In patients who underwent transplant, the median OS from the date of transplant was not reached (95% CI 16.23–not estimable) for CPX-351 vs 10.25 months (95% CI, 6.21-16.69) for 7+3 (HR 0.51; 95% CI, 0.28-0.90). At 3 years, the OS rate from the date of transplant was 56% (95% CI, 42%-68%) for CPX-351 vs 23% (95% CI, 11%-37%) for 7+3.
CR/CRi was reported in 48% of patients (n = 73 of 153) in the CPX-351 arm vs 33% of patients (n = 52 of 156) in the 7+3 arm. The median OS in patients with CR/CRi was 21.72 months (95% CI, 13.01-29.70) in patients who received CPX-351 vs 10.41 months (95% CI, 7.82-15.21) in patients who received 7+3 (HR 0.59; 95% CI, 0.39-0.88).
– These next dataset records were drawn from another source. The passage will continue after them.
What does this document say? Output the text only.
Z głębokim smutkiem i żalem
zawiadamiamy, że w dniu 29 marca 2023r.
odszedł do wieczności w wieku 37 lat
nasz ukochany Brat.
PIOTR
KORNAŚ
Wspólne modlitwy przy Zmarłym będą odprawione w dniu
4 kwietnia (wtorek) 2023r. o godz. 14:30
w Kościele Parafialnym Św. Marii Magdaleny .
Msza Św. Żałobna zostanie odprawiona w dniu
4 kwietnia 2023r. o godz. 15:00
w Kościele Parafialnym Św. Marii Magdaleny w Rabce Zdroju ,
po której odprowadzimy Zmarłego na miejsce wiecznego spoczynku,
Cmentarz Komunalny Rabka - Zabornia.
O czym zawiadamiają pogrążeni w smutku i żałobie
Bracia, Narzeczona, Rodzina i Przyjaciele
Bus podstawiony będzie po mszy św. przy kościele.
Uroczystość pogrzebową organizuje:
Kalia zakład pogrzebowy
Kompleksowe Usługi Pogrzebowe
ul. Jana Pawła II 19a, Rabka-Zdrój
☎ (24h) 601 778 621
No additional adverse effects were identified with long-term follow-up, apart from death related data. The most common cause of death in both arms was progressive leukemia (n = 70; 56% of 124 deaths in the CPX-351 arm vs n = 74; 53% of 140 deaths in the 7+3 arm). Six (5%) of 124 deaths in the CPX-351 arm vs 7 (5%) of 140 deaths in the 7+3 arm were treated related.
Causes of death that were potentially related to study treatment were sepsis (n = 2), cerebral hemorrhage (n = 2), multiorgan failure (n = 1), and pneumonia (n = 1) in the CPX-351 arm vs respiratory failure (n = 2), sepsis (n = 1), pulmonary hemorrhage (n = 1), brain hemorrhage (n = 1), cardiac arrest (n = 1), and multiorgan failure (n = 1) in the 7+3 arm.